= Chained dollars =

Used to express real dollar amounts adjusted over time for inflation

Chained dollars is a method of adjusting real dollar amounts for inflation over time, to allow the comparison of figures from different years. The U.S. Department of Commerce introduced the chained-dollar measure in 1996. It generally reflects dollar figures computed with 2012 as the base year.

== Description ==
Chained dollars, also known as "chained consumer price index" or "chained CPI," is a measure of inflation that takes into account changes in consumer behavior in response to changes in prices. It is used to adjust certain economic variables, such as tax brackets and Social Security payments, for inflation. The traditional measure of inflation, known as the "headline CPI," assumes that consumers continue to buy the same basket of goods and services over time, even as prices change. However, in reality, consumers may adjust their spending habits in response to changes in prices. For example, if the price of beef increases, consumers may switch to purchasing chicken instead. The chained CPI accounts for these changes in consumer behavior by calculating the cost of a "chained" basket of goods and services that reflects how consumers adjust their spending in response to price changes. As a result, the chained CPI tends to grow more slowly than the headline CPI, as it takes into account the fact that consumers are shifting their spending to lower-priced items in response to price changes. The use of the chained CPI to adjust economic variables has been controversial, as it can result in slower growth in these variables over time, which may have negative impacts on certain groups of people, such as low-income individuals or seniors.

==Terms==

- Constant Dollars: weighted by a constant/unchanging basket/list of goods and services.
- Chained Dollars: weighted by a basket/list that changes yearly to more accurately reflect actual spending.
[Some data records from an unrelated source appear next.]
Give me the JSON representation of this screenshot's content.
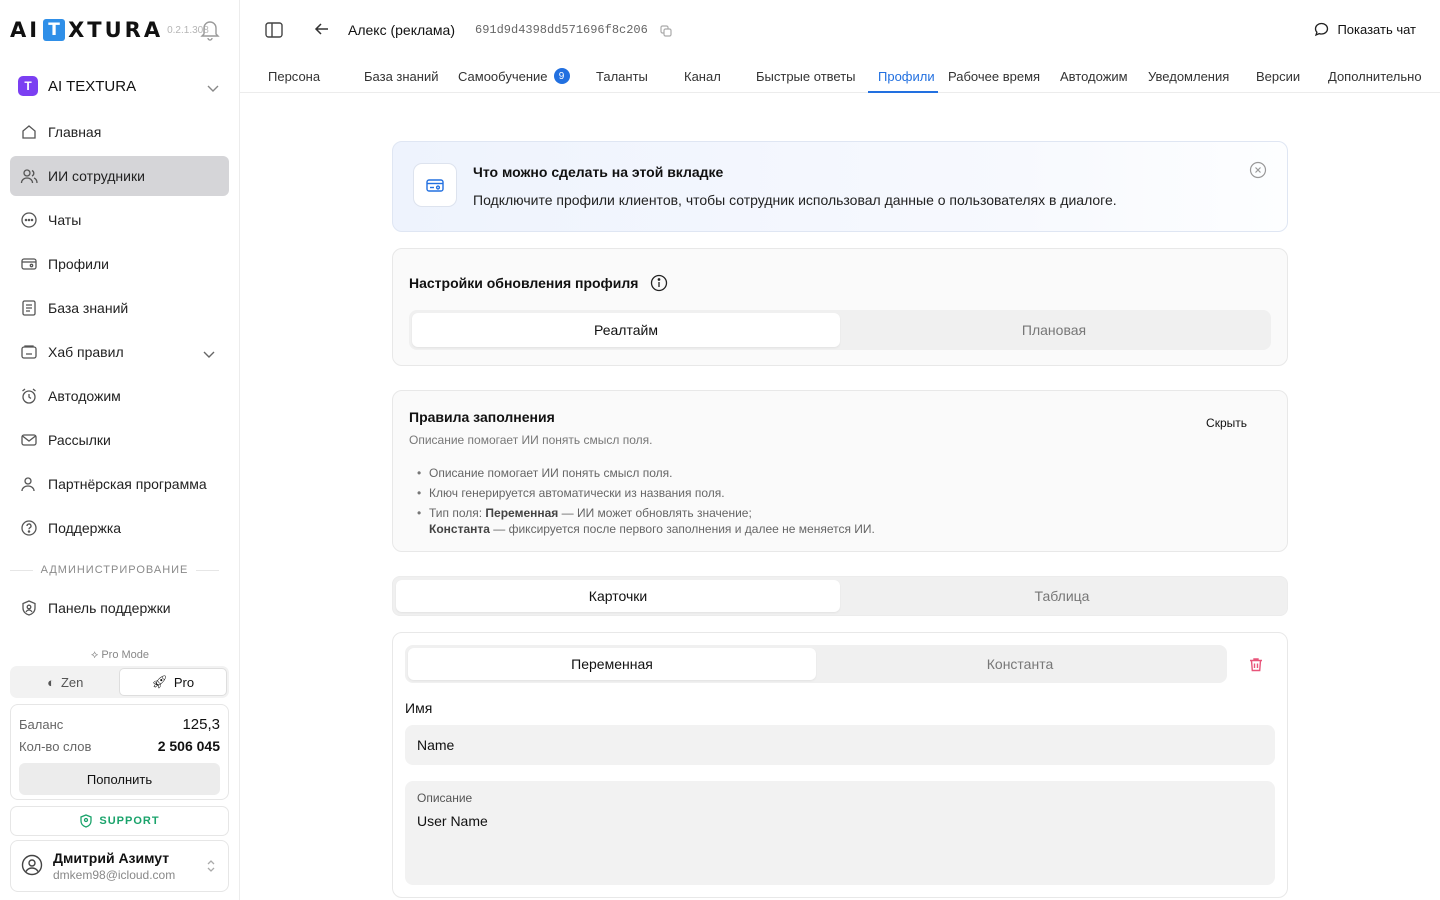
{
  "brand": {
    "logo_pre": "AI",
    "logo_t": "T",
    "logo_post": "XTURA",
    "version": "0.2.1.308"
  },
  "workspace": {
    "badge": "T",
    "name": "AI TEXTURA"
  },
  "nav": {
    "items": [
      {
        "label": "Главная",
        "icon": "home-icon"
      },
      {
        "label": "ИИ сотрудники",
        "icon": "users-icon"
      },
      {
        "label": "Чаты",
        "icon": "chat-icon"
      },
      {
        "label": "Профили",
        "icon": "profile-card-icon"
      },
      {
        "label": "База знаний",
        "icon": "book-icon"
      },
      {
        "label": "Хаб правил",
        "icon": "rules-hub-icon"
      },
      {
        "label": "Автодожим",
        "icon": "alarm-icon"
      },
      {
        "label": "Рассылки",
        "icon": "mail-icon"
      },
      {
        "label": "Партнёрская программа",
        "icon": "partner-icon"
      },
      {
        "label": "Поддержка",
        "icon": "help-icon"
      }
    ],
    "admin_title": "АДМИНИСТРИРОВАНИЕ",
    "admin_item": "Панель поддержки"
  },
  "mode": {
    "label": "Pro Mode",
    "zen": "Zen",
    "pro": "Pro",
    "selected": "Pro"
  },
  "balance": {
    "balance_label": "Баланс",
    "balance_value": "125,3",
    "words_label": "Кол-во слов",
    "words_value": "2 506 045",
    "topup_label": "Пополнить"
  },
  "support_label": "SUPPORT",
  "user": {
    "name": "Дмитрий Азимут",
    "email": "dmkem98@icloud.com"
  },
  "header": {
    "title": "Алекс (реклама)",
    "id": "691d9d4398dd571696f8c206",
    "show_chat": "Показать чат"
  },
  "tabs": [
    {
      "label": "Персона"
    },
    {
      "label": "База знаний"
    },
    {
      "label": "Самообучение",
      "count": "9"
    },
    {
      "label": "Таланты"
    },
    {
      "label": "Канал"
    },
    {
      "label": "Быстрые ответы"
    },
    {
      "label": "Профили"
    },
    {
      "label": "Рабочее время"
    },
    {
      "label": "Автодожим"
    },
    {
      "label": "Уведомления"
    },
    {
      "label": "Версии"
    },
    {
      "label": "Дополнительно"
    }
  ],
  "active_tab": "Профили",
  "info": {
    "title": "Что можно сделать на этой вкладке",
    "text": "Подключите профили клиентов, чтобы сотрудник использовал данные о пользователях в диалоге."
  },
  "update_settings": {
    "title": "Настройки обновления профиля",
    "options": [
      "Реалтайм",
      "Плановая"
    ],
    "selected": "Реалтайм"
  },
  "rules": {
    "title": "Правила заполнения",
    "subtitle": "Описание помогает ИИ понять смысл поля.",
    "hide_label": "Скрыть",
    "item1": "Описание помогает ИИ понять смысл поля.",
    "item2": "Ключ генерируется автоматически из названия поля.",
    "item3_prefix": "Тип поля: ",
    "item3_bold1": "Переменная",
    "item3_mid": " — ИИ может обновлять значение;",
    "item3_bold2": "Константа",
    "item3_suffix": " — фиксируется после первого заполнения и далее не меняется ИИ."
  },
  "view": {
    "options": [
      "Карточки",
      "Таблица"
    ],
    "selected": "Карточки"
  },
  "field_card": {
    "type_options": [
      "Переменная",
      "Константа"
    ],
    "type_selected": "Переменная",
    "name_label": "Имя",
    "name_value": "Name",
    "desc_label": "Описание",
    "desc_value": "User Name"
  },
  "colors": {
    "accent": "#2270e0",
    "brand_purple": "#7b3ff2",
    "support_green": "#1aa36b",
    "danger": "#e8557a"
  }
}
The basket is an average of the basket for successive pairs of years; example of paired years are 2010–2011, 2011–2012, etc.

The technique is so named because the second number in a pair of successive years becomes the first in the next pair. The result is a continuous "chain" of weights and averages. The advantage of using the chained-dollar measure is that it is more closely related to any given period covered and is subject to less distortion over time.